Which elements affect the tax calculation? The amount of the tax on the profits of the LLC depends, for example, on the number of members and the assessment of the taxation (LLC-Single Member, LLC-C Corp, LLC-S Corp, LLC-Partnership).

The tax levies also depend on whether the LLC is classified by the IRS as a partnership, corporation or “disregarded entity”. The state also plays an important role, as there are states that offer tax advantages. The LLC partner’s place of residence can also have an impact on tax charges.

Due to the very different tax regulations depending on the individual circumstances of the LLC, it is generally useful to consult a tax advisor on tax matters. The complexity of taxation should not prevent future investors from founding a LLC and investing in tax liens. The primary thought in forming an LLC should be generating income. If income is generated, an expert tax advisor can be employed.

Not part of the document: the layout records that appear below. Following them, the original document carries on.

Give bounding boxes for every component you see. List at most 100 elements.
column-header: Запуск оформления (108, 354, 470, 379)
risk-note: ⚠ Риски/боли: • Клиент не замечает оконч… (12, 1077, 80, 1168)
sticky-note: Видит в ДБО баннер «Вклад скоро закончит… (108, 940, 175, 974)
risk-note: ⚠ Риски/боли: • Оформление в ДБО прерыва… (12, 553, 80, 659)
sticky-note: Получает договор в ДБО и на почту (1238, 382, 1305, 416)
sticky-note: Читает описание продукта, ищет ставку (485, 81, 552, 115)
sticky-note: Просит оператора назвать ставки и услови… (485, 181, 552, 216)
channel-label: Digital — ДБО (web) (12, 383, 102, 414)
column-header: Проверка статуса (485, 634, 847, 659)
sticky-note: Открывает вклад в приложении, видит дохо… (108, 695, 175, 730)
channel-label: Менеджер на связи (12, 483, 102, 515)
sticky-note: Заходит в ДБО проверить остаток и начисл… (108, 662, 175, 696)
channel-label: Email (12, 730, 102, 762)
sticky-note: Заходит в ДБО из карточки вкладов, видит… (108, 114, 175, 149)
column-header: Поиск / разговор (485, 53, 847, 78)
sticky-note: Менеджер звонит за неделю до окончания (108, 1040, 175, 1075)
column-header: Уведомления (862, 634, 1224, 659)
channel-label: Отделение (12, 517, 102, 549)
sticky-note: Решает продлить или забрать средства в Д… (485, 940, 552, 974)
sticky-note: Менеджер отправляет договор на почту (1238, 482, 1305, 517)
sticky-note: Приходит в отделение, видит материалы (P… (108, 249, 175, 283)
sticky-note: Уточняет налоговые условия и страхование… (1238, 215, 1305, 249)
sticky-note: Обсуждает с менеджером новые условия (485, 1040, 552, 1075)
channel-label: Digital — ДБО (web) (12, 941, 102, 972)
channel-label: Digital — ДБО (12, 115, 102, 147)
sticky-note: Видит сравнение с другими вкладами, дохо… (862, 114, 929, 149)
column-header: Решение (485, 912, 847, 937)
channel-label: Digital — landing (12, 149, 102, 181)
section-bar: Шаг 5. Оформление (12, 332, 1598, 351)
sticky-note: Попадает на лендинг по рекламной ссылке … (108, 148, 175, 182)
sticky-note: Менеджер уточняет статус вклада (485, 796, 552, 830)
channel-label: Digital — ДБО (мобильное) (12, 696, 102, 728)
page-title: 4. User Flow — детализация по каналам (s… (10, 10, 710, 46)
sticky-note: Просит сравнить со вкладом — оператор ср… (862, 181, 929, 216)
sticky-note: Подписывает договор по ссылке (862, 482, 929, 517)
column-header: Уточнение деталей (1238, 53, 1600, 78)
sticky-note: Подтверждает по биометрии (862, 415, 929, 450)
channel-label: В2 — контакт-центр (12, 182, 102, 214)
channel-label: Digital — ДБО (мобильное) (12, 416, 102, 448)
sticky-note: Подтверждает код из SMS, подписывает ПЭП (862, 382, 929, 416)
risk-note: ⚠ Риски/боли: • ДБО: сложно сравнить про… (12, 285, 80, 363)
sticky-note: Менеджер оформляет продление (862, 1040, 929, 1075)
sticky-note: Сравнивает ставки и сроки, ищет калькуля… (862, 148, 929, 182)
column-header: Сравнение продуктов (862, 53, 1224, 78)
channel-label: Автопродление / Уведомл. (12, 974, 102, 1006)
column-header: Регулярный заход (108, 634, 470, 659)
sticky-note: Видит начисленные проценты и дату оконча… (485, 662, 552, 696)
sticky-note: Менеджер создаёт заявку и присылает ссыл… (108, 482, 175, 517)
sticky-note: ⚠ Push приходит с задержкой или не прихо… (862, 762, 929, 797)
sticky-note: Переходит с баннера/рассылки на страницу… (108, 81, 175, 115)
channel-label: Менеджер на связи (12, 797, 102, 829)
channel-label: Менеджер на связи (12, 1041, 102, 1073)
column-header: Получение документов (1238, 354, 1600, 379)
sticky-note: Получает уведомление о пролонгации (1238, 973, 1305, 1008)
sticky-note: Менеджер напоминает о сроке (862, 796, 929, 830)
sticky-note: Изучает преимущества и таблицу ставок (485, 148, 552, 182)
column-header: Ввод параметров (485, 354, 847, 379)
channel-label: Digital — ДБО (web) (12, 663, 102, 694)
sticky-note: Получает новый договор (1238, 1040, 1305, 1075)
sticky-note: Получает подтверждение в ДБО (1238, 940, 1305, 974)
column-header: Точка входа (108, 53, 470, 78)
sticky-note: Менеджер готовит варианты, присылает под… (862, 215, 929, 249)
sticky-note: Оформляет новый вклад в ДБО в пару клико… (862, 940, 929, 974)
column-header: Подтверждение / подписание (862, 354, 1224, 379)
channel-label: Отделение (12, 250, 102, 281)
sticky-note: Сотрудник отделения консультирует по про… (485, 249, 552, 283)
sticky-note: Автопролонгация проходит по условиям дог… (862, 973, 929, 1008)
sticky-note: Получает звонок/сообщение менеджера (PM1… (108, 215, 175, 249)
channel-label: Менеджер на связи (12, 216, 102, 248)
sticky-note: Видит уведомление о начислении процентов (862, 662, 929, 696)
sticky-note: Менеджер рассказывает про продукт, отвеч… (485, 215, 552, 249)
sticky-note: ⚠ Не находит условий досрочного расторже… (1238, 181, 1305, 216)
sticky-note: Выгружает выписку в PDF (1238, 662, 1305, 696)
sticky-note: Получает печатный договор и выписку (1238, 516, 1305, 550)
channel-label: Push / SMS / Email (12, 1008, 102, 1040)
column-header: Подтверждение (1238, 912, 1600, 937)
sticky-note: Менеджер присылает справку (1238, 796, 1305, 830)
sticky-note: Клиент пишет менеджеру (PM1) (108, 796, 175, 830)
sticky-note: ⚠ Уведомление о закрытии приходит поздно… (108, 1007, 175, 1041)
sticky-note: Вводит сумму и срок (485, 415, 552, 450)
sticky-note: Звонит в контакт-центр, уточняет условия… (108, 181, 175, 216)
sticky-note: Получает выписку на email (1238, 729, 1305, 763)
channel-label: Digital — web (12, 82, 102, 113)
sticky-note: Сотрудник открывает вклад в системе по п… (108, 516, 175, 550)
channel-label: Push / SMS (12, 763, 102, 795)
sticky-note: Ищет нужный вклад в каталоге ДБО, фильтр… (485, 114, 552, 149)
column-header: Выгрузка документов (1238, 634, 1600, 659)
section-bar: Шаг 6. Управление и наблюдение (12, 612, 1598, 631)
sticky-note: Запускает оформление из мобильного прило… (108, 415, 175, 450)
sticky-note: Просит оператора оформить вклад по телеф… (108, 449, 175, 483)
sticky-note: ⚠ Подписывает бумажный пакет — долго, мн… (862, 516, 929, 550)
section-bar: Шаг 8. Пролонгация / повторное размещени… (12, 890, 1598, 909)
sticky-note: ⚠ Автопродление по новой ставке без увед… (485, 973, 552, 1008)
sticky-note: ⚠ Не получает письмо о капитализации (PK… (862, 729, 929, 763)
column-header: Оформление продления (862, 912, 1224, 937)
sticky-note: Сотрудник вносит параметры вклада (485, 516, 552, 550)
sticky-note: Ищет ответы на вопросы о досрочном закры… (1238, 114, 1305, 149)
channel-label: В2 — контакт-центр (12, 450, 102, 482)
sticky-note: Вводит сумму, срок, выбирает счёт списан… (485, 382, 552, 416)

Sample calculations for tax levies

In the case of an LLC, the tax exemption on profits can be 20% if certain conditions are met (restrictions apply). A simplified example is:

  • An LLC owner has an annual profit of $75,000.
  • He is only liable to pay $60,000 in tax due to the tax credit.
  • His taxable income is taxed at 25%.
  • If the owner qualifies for the 20% tax allowance, the tax will be only $ 15,000.